Image: PD. Abdominal Aneurysm
Study author, Dr. Frank A. Lederle, MD talks to 2 Minute Medicine: Professor of Medicine, University of Minnesota School of Medicine
“The study is most important as a reminder that whatever our enthusiasm for new treatments, we need always to check the facts. Endovascular repair has been eagerly accepted in part as a way to extend the indications for AAA repair to those who aren’t candidates for open repair – people with medical contraindications to surgery or small AAA (less than 5.5 cm). But while EVAR is a very good technique for the same patients who are candidates for open repair, it is not better in the long run and should not be used in these other populations. This comes from a number of randomized trials (including EVAR-2, PIVOTAL, and CAESAR), our study is the latest to confirm and extend our understanding of this principle.”
Key study points:
1. Patients under 70 with an asymptomatic abdominal aortic aneurysm receive a survival benefit from elective endovascular repair, while those over 70 have longer survival with an open repair.

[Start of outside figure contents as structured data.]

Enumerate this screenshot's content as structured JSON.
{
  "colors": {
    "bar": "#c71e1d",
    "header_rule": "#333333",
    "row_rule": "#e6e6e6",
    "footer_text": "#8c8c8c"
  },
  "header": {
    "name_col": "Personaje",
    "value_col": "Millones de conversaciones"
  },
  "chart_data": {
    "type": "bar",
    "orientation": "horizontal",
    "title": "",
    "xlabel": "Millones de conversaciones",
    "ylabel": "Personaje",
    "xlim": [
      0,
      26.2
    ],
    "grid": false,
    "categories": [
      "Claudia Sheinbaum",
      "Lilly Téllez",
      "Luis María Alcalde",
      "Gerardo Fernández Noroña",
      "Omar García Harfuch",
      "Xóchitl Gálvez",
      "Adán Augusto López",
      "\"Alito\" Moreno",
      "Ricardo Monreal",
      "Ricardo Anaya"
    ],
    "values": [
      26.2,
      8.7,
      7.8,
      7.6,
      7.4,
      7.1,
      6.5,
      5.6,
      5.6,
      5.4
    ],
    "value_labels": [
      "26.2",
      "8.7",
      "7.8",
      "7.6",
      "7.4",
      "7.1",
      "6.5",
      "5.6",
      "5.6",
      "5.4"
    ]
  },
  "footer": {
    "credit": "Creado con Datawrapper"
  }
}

2. Endovascular repair reduces perioperative mortality, but there is no significant difference in long-term all cause mortality between EVAR and open repair.

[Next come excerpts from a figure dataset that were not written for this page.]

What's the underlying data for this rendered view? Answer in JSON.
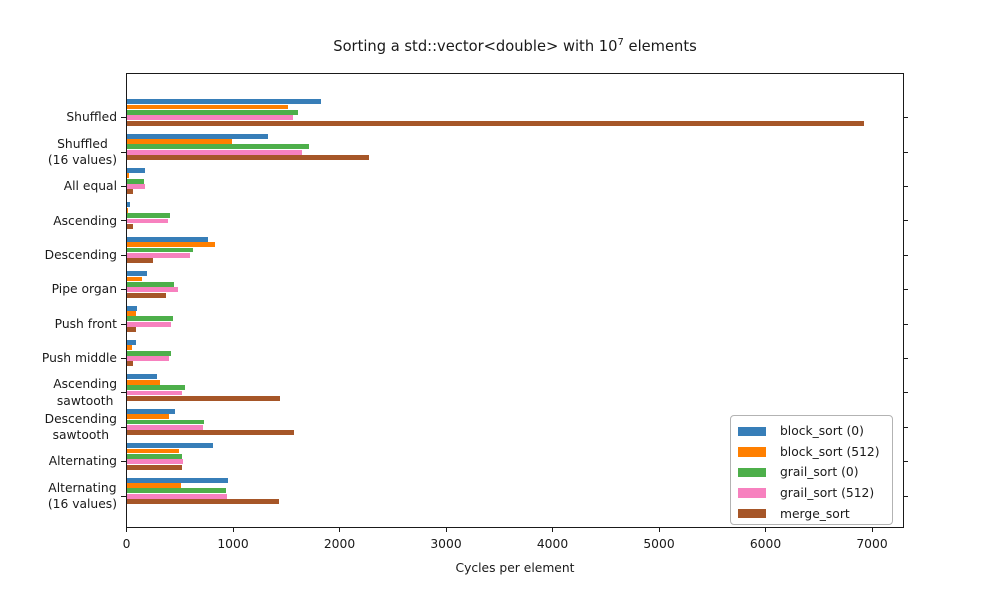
{
  "title": {
    "prefix": "Sorting a std::vector<double> with 10",
    "exponent": "7",
    "suffix": " elements",
    "unicode": "Sorting a std::vector<double> with 10⁷ elements"
  },
  "chart_data": {
    "type": "bar",
    "orientation": "horizontal",
    "title": "Sorting a std::vector<double> with 10^7 elements",
    "xlabel": "Cycles per element",
    "ylabel": "",
    "xlim": [
      0,
      7290
    ],
    "xticks": [
      0,
      1000,
      2000,
      3000,
      4000,
      5000,
      6000,
      7000
    ],
    "grid": false,
    "legend_position": "lower right inside",
    "categories": [
      "Shuffled",
      "Shuffled\n(16 values)",
      "All equal",
      "Ascending",
      "Descending",
      "Pipe organ",
      "Push front",
      "Push middle",
      "Ascending\nsawtooth",
      "Descending\nsawtooth",
      "Alternating",
      "Alternating\n(16 values)"
    ],
    "series": [
      {
        "name": "block_sort (0)",
        "color": "#377eb8",
        "values": [
          1830,
          1330,
          170,
          30,
          765,
          190,
          95,
          90,
          290,
          460,
          810,
          950
        ]
      },
      {
        "name": "block_sort (512)",
        "color": "#ff7f00",
        "values": [
          1520,
          990,
          25,
          15,
          830,
          150,
          90,
          55,
          310,
          395,
          495,
          515
        ]
      },
      {
        "name": "grail_sort (0)",
        "color": "#4daf4a",
        "values": [
          1615,
          1710,
          165,
          405,
          620,
          450,
          440,
          420,
          545,
          725,
          525,
          930
        ]
      },
      {
        "name": "grail_sort (512)",
        "color": "#f781bf",
        "values": [
          1560,
          1650,
          175,
          390,
          600,
          480,
          415,
          400,
          525,
          715,
          530,
          940
        ]
      },
      {
        "name": "merge_sort",
        "color": "#a65628",
        "values": [
          6925,
          2275,
          65,
          65,
          245,
          375,
          85,
          65,
          1445,
          1575,
          525,
          1435
        ]
      }
    ]
  }
}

Primer: Abdominal aortic aneurysm (AAA) is an abnormal dilation of the wall of the aorta that can result in the acutely life-threatening complication of rupture. Predisposing risk factors for an AAA include age, male gender, smoking, hypertension and family history. AAAs are predominantly infrarenal and are commonly discovered on physical exam or incidentally during an evaluation of an unassociated abdominal problem. Size is the major determinant in the decision to proceed with operative repair. Asymptomatic AAAs under 5cm are followed for growth with serial ultrasounds. Aneurysms over 5cm or those that grow at a rate over 4mm/year are repaired electively depending on the medical condition of the patient. Open repair involves suturing a graft to the normal aorta and then wrapping the aneurysm wall around the graft. Endovascular repair (EVAR) entails threading a catheter through peripheral access such as the femoral artery and placing a graft intravascularly at the aneurysm site. To proceed with EVAR, the patient must have a minimally angulated aneurysm neck below the renal arteries that’s at least 1-1.5 cm long and at least one suitable common iliac for fixation of the graft at the site. Endovascular repair was introduced as a less invasive method for intervention and has been shown to reduce perioperative mortality, but has also been associated with higher rates of late deaths due to AAA rupture. Traditionally, due to the decreased perioperative mortality EVAR has been preferred for patients with a worse prognosis.
This [randomized controlled] trial divided 881 patients to either endovascular or open repair with up to 9 years of follow-up. Mean patient age was 70 and almost all were men with a maximum AAA diameter of 5.7 cm. The primary outcome of the study was all-cause mortality – with 146 deaths occurring in each cohort. Perioperative mortality, defined as death during hospitalization or within 30 days of the surgery, was significantly lower in the EVAR group vs. open repair (0.5% vs. 3.0%, p = 0.0004). EVAR also resulted in better survival in patients less than 70 years old. This treatment interaction disappeared for patients over 70 years old, who had marginal benefit with open repair, as opposed to EVAR (p=.06).
In sum: This trial supports previous evidence that EVAR has reduced perioperative mortality that extends to up to three years. Although EVAR carries a higher risk for late death due to rupture, this trial demonstrates that open and endovascular repair have similar long-term mortality. Endovascular repair provided more survival benefit for patients under 70, while patients at or over 70 years of age had longer survival with open repair. This finding contradicts traditional views that the less invasive EVAR is more beneficial for older, higher-risk patients.